Cyclic symmetry allows you to analyze a model with circular patterns around an axis by modeling a representative segment. The segment can be a part or an assembly. The geometry, restraints, and loading conditions must be similar for all other segments (cyclically patterned) making up the model. Turbine, fans, flywheels, and motor rotors can usually be analyzed using cyclic symmetry.
In the Fixture PropertyManager under Advanced, select Cyclic symmetry .
The Cyclic symmetry restraint can be applied for static and nonlinear studies.
You define cyclic symmetry for two cut sections with the same area and shape.
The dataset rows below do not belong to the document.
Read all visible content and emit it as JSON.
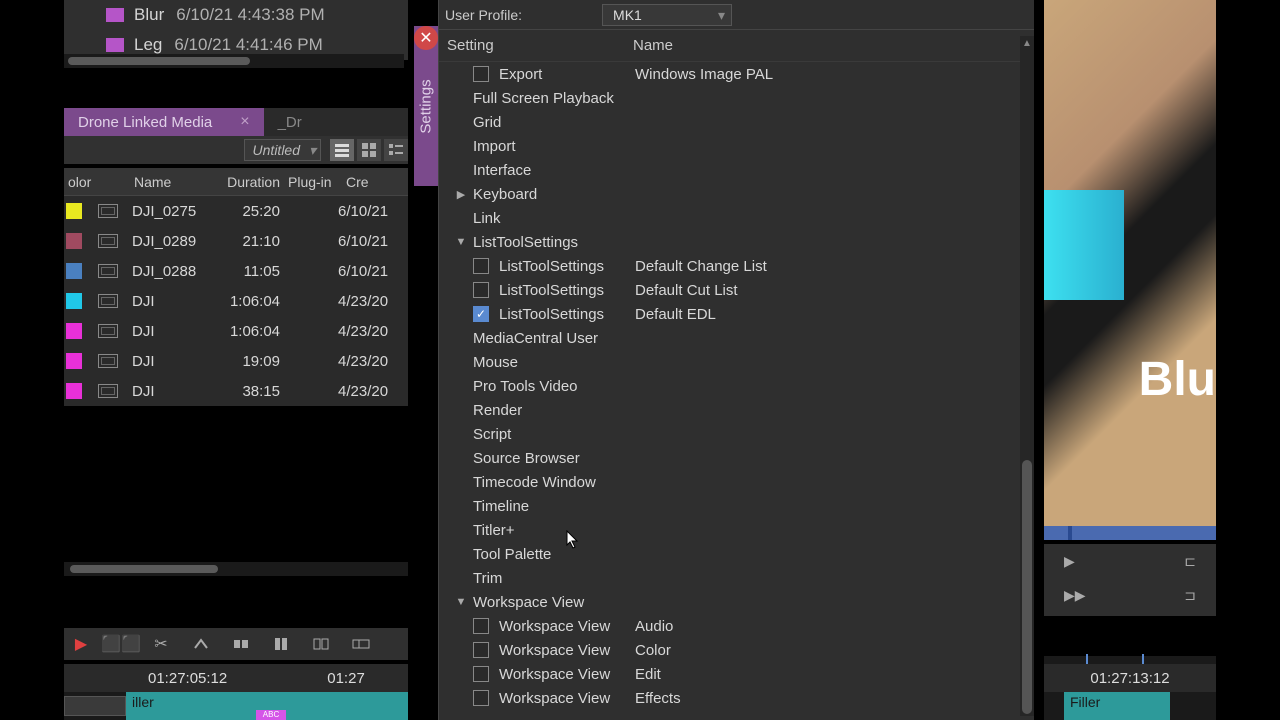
{
  "top_files": [
    {
      "name": "Blur",
      "date": "6/10/21 4:43:38 PM"
    },
    {
      "name": "Leg",
      "date": "6/10/21 4:41:46 PM"
    }
  ],
  "bin": {
    "tab1": "Drone Linked Media",
    "tab2": "_Dr",
    "dropdown": "Untitled",
    "columns": {
      "color": "olor",
      "name": "Name",
      "duration": "Duration",
      "plugin": "Plug-in",
      "created": "Cre"
    },
    "rows": [
      {
        "color": "#e8e820",
        "name": "DJI_0275",
        "duration": "25:20",
        "created": "6/10/21"
      },
      {
        "color": "#a04a60",
        "name": "DJI_0289",
        "duration": "21:10",
        "created": "6/10/21"
      },
      {
        "color": "#4a80c0",
        "name": "DJI_0288",
        "duration": "11:05",
        "created": "6/10/21"
      },
      {
        "color": "#20c8e8",
        "name": "DJI",
        "duration": "1:06:04",
        "created": "4/23/20"
      },
      {
        "color": "#e830d8",
        "name": "DJI",
        "duration": "1:06:04",
        "created": "4/23/20"
      },
      {
        "color": "#e830d8",
        "name": "DJI",
        "duration": "19:09",
        "created": "4/23/20"
      },
      {
        "color": "#e830d8",
        "name": "DJI",
        "duration": "38:15",
        "created": "4/23/20"
      }
    ]
  },
  "timeline": {
    "tc1": "01:27:05:12",
    "tc2": "01:27",
    "clip": "iller",
    "fx": "ABC"
  },
  "settings": {
    "vtab": "Settings",
    "profile_label": "User Profile:",
    "profile_value": "MK1",
    "headers": {
      "setting": "Setting",
      "name": "Name"
    },
    "items": [
      {
        "type": "check",
        "setting": "Export",
        "name": "Windows Image PAL",
        "checked": false
      },
      {
        "type": "plain",
        "setting": "Full Screen Playback"
      },
      {
        "type": "plain",
        "setting": "Grid"
      },
      {
        "type": "plain",
        "setting": "Import"
      },
      {
        "type": "plain",
        "setting": "Interface"
      },
      {
        "type": "expand",
        "setting": "Keyboard",
        "open": false
      },
      {
        "type": "plain",
        "setting": "Link"
      },
      {
        "type": "expand",
        "setting": "ListToolSettings",
        "open": true
      },
      {
        "type": "check",
        "setting": "ListToolSettings",
        "name": "Default Change List",
        "checked": false,
        "indent": true
      },
      {
        "type": "check",
        "setting": "ListToolSettings",
        "name": "Default Cut List",
        "checked": false,
        "indent": true
      },
      {
        "type": "check",
        "setting": "ListToolSettings",
        "name": "Default EDL",
        "checked": true,
        "indent": true
      },
      {
        "type": "plain",
        "setting": "MediaCentral User"
      },
      {
        "type": "plain",
        "setting": "Mouse"
      },
      {
        "type": "plain",
        "setting": "Pro Tools Video"
      },
      {
        "type": "plain",
        "setting": "Render"
      },
      {
        "type": "plain",
        "setting": "Script"
      },
      {
        "type": "plain",
        "setting": "Source Browser"
      },
      {
        "type": "plain",
        "setting": "Timecode Window"
      },
      {
        "type": "plain",
        "setting": "Timeline"
      },
      {
        "type": "plain",
        "setting": "Titler+"
      },
      {
        "type": "plain",
        "setting": "Tool Palette"
      },
      {
        "type": "plain",
        "setting": "Trim"
      },
      {
        "type": "expand",
        "setting": "Workspace View",
        "open": true
      },
      {
        "type": "check",
        "setting": "Workspace View",
        "name": "Audio",
        "checked": false,
        "indent": true
      },
      {
        "type": "check",
        "setting": "Workspace View",
        "name": "Color",
        "checked": false,
        "indent": true
      },
      {
        "type": "check",
        "setting": "Workspace View",
        "name": "Edit",
        "checked": false,
        "indent": true
      },
      {
        "type": "check",
        "setting": "Workspace View",
        "name": "Effects",
        "checked": false,
        "indent": true
      }
    ]
  },
  "viewer": {
    "overlay": "Blu"
  },
  "right_timeline": {
    "tc": "01:27:13:12",
    "clip": "Filler"
  }
}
The number of segments that are repeated about the axis of revolution of the symmetry should be an integer number, which is the result of ( 360^{o} / symmetry angle).
Selectable entities


Selection (face)

The faces on the cut section. The faces should be similar in shape and area and can be nonplanar. The angle between the two faces should be evenly divisible by 360^{o}. More complex geometry may require a cut section with nonplanar faces that intersect the axis. The section must be created in such a way that if the section is patterned using an equal spacing circular pattern, the resultant geometry forms a complete part without any gaps or interferences between the sections.

Axis 
Axis of revolution for symmetry. The axis of symmetry must lie at the intersection of the two selected planes. 
Nodes on opposite cut sections with similar relative positions displace similarly.
For example, locations with similar color of dots in the figure deform similarly.
If tangential loads are applied, the cut sections with circular summery can deform normal to their planes.
Cyclic symmetry boundary conditions are constraint equations that are enforcing same displacements and rotations for the corresponding source and target nodes in a local cylindrical coordinate system defined by an axis of symmetry. In general Cyclic Symmetry constraint equations are adding stability to the body they are applied, but are not preventing the body from moving along or rotating about the axis of symmetry. It is recommended to apply the appropriate boundary conditions to stabilize the model and prevent rigid body modes when applying cyclic symmetry.
If tangential loads exist and the cut sections can deform normal to their planes, use Cyclic symmetry. If the model has a circular pattern and the loads are such that the cut sections cannot deform normal to their planes, you can analyze a representative pattern and apply Symmetry constraints on the cut sections.
Example


There are six spokes in the part. A wedge angle of 60 degrees (360/6) centered on one of the spokes produces a section appropriate for cyclic symmetry. Apply cyclic symmetry to the cut faces.